I wonder if she got a card from the killer Sunday—after he had ruined that day forever for another mother—or if she failed him too long ago for such a gesture.

I wonder if she even knows her son well enough to know that he is a killer, that he carries a gun, or that he hangs around with thugs who do.

I wonder what she was doing while he was learning that the way to settle a beef is with a bullet.

But mothers shouldn’t have to raise their sons alone. After all, they didn’t create them alone.

I wonder about the shooter’s dad, too, and what he expects on Father’s Day.

I wonder who was the kid’s male role model when he learned that the way to look strong is to shoot the unarmed.

I wonder who taught him that the way to be a man is to kill someone who might have been guilty of nothing more than defending a woman.

Given the intraracial nature of most murders, odds are that the shooter is black. I wonder who told him that the way to build up the African-American community is by gunning down its future.

I wonder if he knows that blacks are grossly underrepresented in engineering, the field in which Jackson earned his bachelor’s degree and planned to pursue his master’s. The graduate would have added to the number. Instead, there will be one fewer.

I wonder if the shooter’s parents heard about Jackson’s parents, both of whom cried as they cleaned out his room and found the card and the diploma he never got to hang on a wall.

And I wonder if they realize how colossally they failed at the only job that really matters—and I wonder how much they care.

But maybe his parents are dead. Or maybe they simply didn’t have the parenting skills to cope with the pull of the streets.

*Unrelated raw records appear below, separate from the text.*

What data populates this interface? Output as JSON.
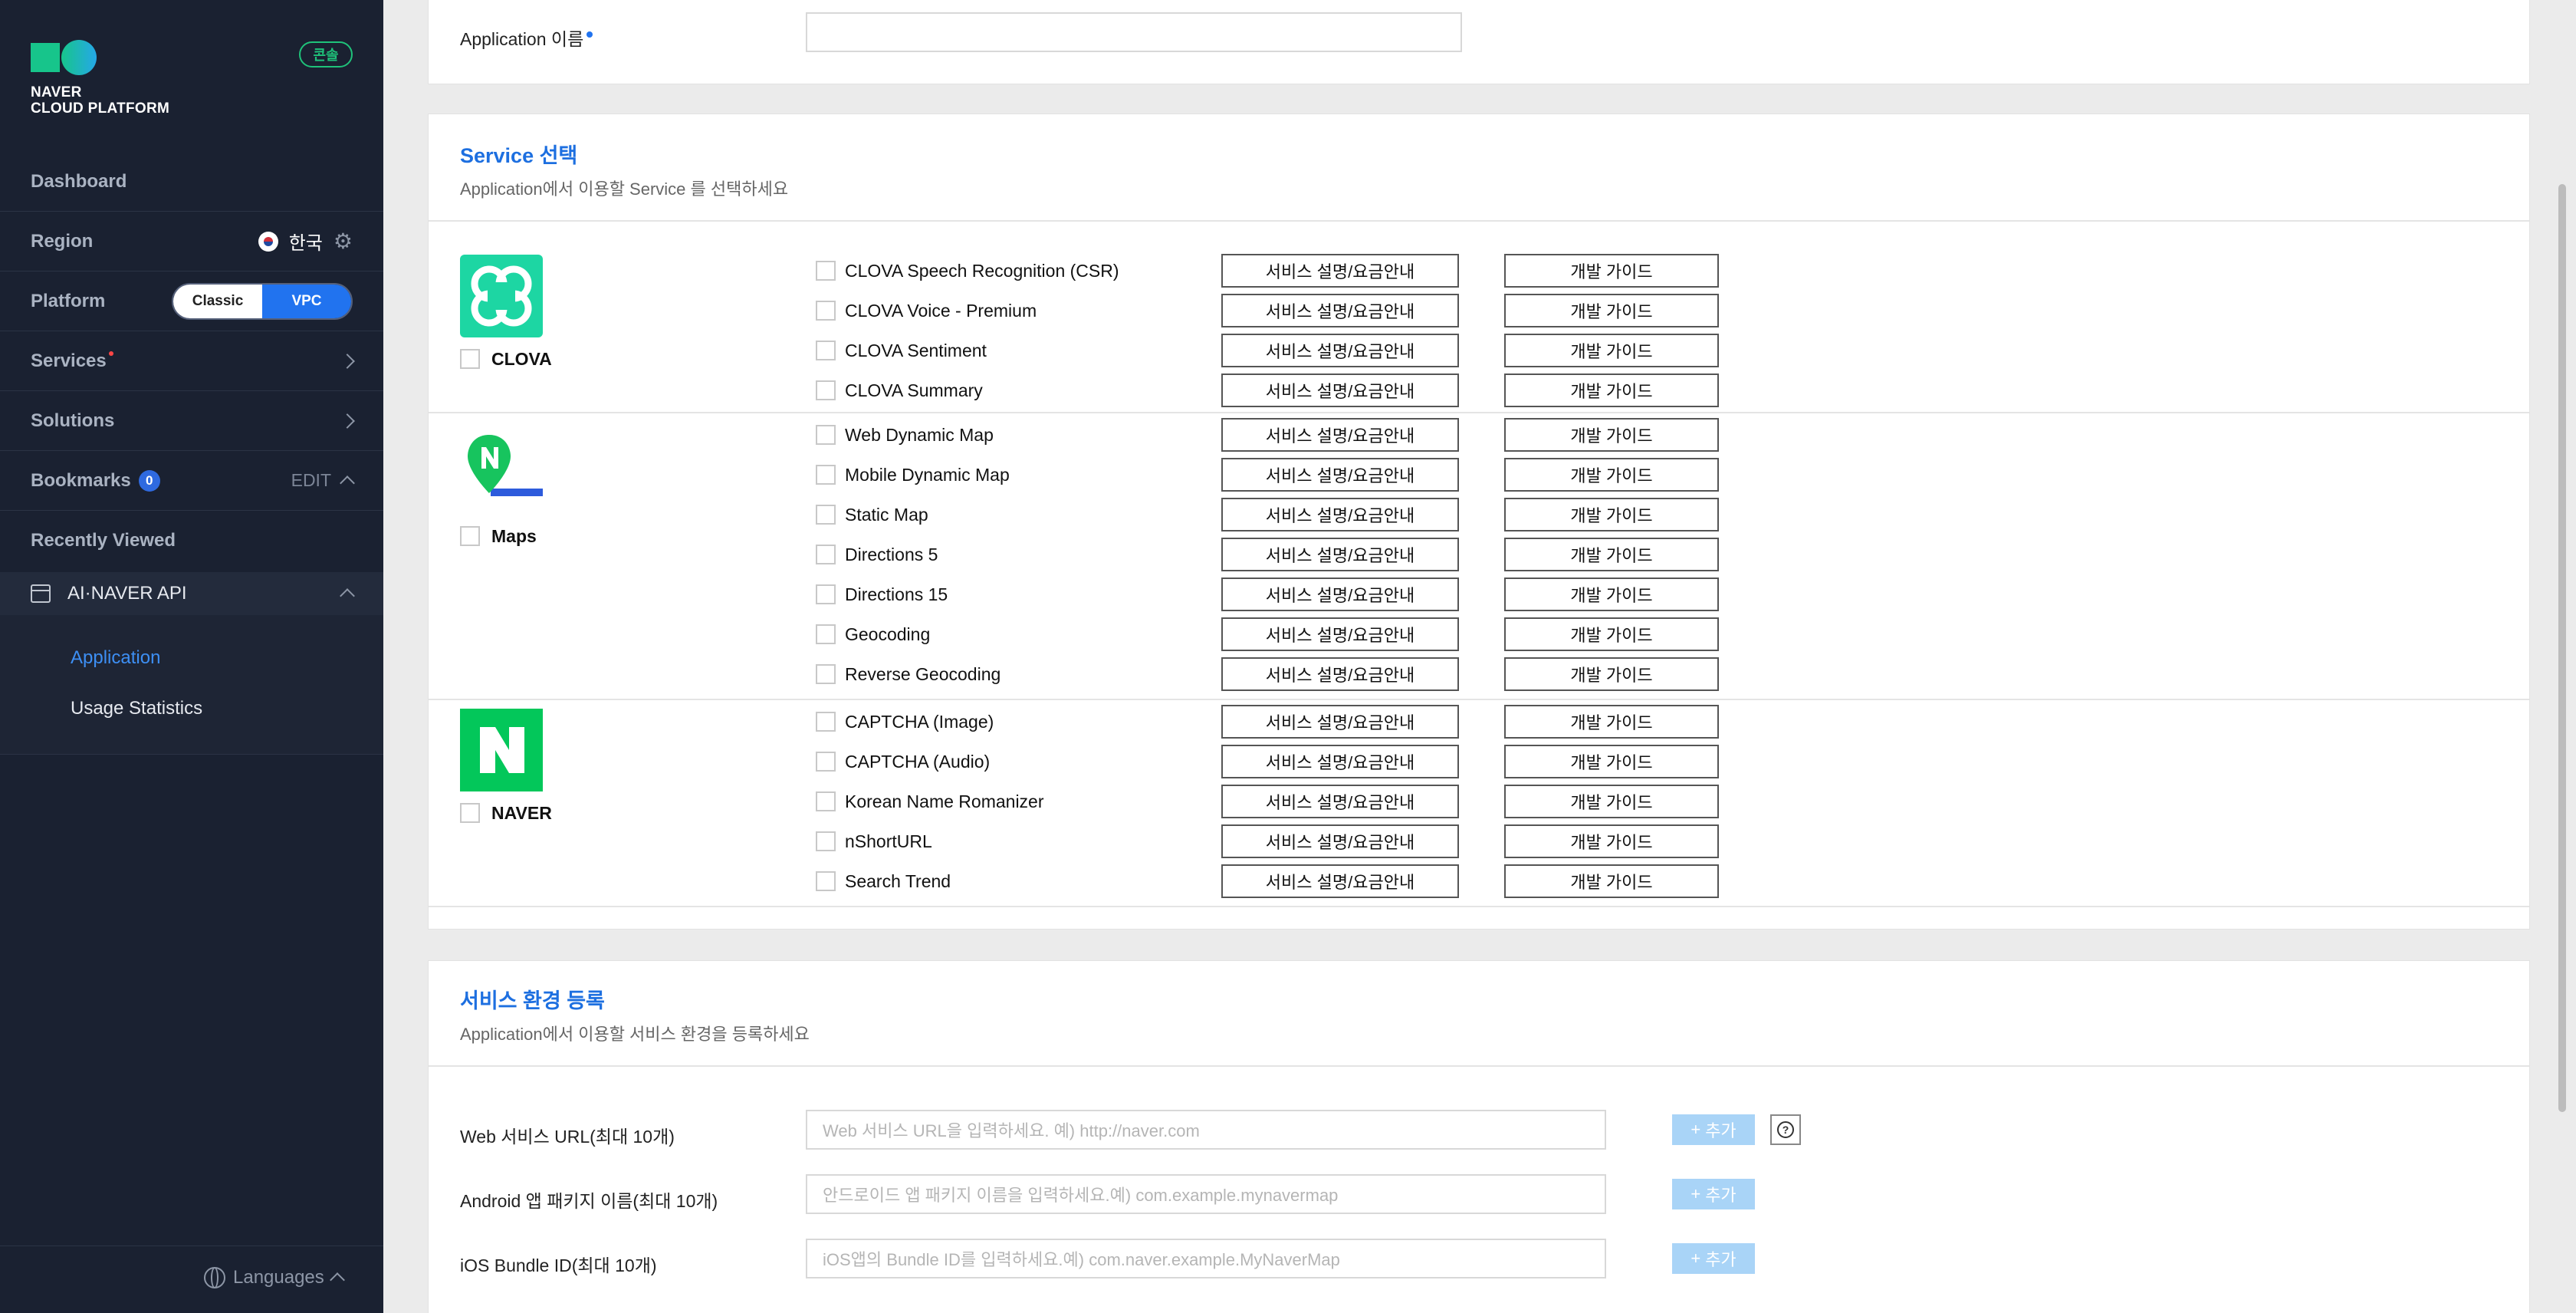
{
  "sidebar": {
    "logo_line1": "NAVER",
    "logo_line2": "CLOUD PLATFORM",
    "console_badge": "콘솔",
    "dashboard": "Dashboard",
    "region_label": "Region",
    "region_value": "한국",
    "platform_label": "Platform",
    "platform_classic": "Classic",
    "platform_vpc": "VPC",
    "services": "Services",
    "solutions": "Solutions",
    "bookmarks": "Bookmarks",
    "bookmarks_count": "0",
    "bookmarks_edit": "EDIT",
    "recently_viewed": "Recently Viewed",
    "api_group": "AI·NAVER API",
    "sub_items": [
      "Application",
      "Usage Statistics"
    ],
    "languages": "Languages"
  },
  "app_name": {
    "label": "Application 이름"
  },
  "service_select": {
    "title": "Service 선택",
    "subtitle": "Application에서 이용할 Service 를 선택하세요",
    "desc_button": "서비스 설명/요금안내",
    "guide_button": "개발 가이드",
    "groups": [
      {
        "name": "CLOVA",
        "services": [
          "CLOVA Speech Recognition (CSR)",
          "CLOVA Voice - Premium",
          "CLOVA Sentiment",
          "CLOVA Summary"
        ]
      },
      {
        "name": "Maps",
        "services": [
          "Web Dynamic Map",
          "Mobile Dynamic Map",
          "Static Map",
          "Directions 5",
          "Directions 15",
          "Geocoding",
          "Reverse Geocoding"
        ]
      },
      {
        "name": "NAVER",
        "services": [
          "CAPTCHA (Image)",
          "CAPTCHA (Audio)",
          "Korean Name Romanizer",
          "nShortURL",
          "Search Trend"
        ]
      }
    ]
  },
  "service_env": {
    "title": "서비스 환경 등록",
    "subtitle": "Application에서 이용할 서비스 환경을 등록하세요",
    "add_label": "추가",
    "fields": [
      {
        "label": "Web 서비스 URL(최대 10개)",
        "placeholder": "Web 서비스 URL을 입력하세요. 예) http://naver.com"
      },
      {
        "label": "Android 앱 패키지 이름(최대 10개)",
        "placeholder": "안드로이드 앱 패키지 이름을 입력하세요.예) com.example.mynavermap"
      },
      {
        "label": "iOS Bundle ID(최대 10개)",
        "placeholder": "iOS앱의 Bundle ID를 입력하세요.예) com.naver.example.MyNaverMap"
      }
    ]
  },
  "colors": {
    "sidebar_bg": "#1a2131",
    "accent": "#2173ef",
    "title_blue": "#1d6fe0",
    "brand_green": "#1fc27a",
    "naver_green": "#03c75a"
  }
}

So I wonder about the village, too. You remember the village, as in “It takes a village to raise a child.”

At a monthly University Heights Collaborative meeting two nights after the shooting and only a few blocks away, some people talked about a greater police presence during special events such as graduation weekend. That makes sense, as does stricter sentencing of repeat predators.

But a Lisbon Avenue resident also talked about “the village” without ever using the term. He warned that we can’t solve crime without doing something about the East Side’s drugs, poverty and joblessness—the effects of which can’t be contained by lines on a map.

He’s right. There are reasons for the violence—though there is no excuse. I don’t really care about the person who shot Javon Jackson, except that he be caught.

But I do care about the 6-year-old who’s growing up in the same neighborhood the shooter grew up in.

I wonder whose footsteps he will follow in: the shooter’s or Jackson’s.

And I wonder what we—and his parents— are doing to help him make that choice.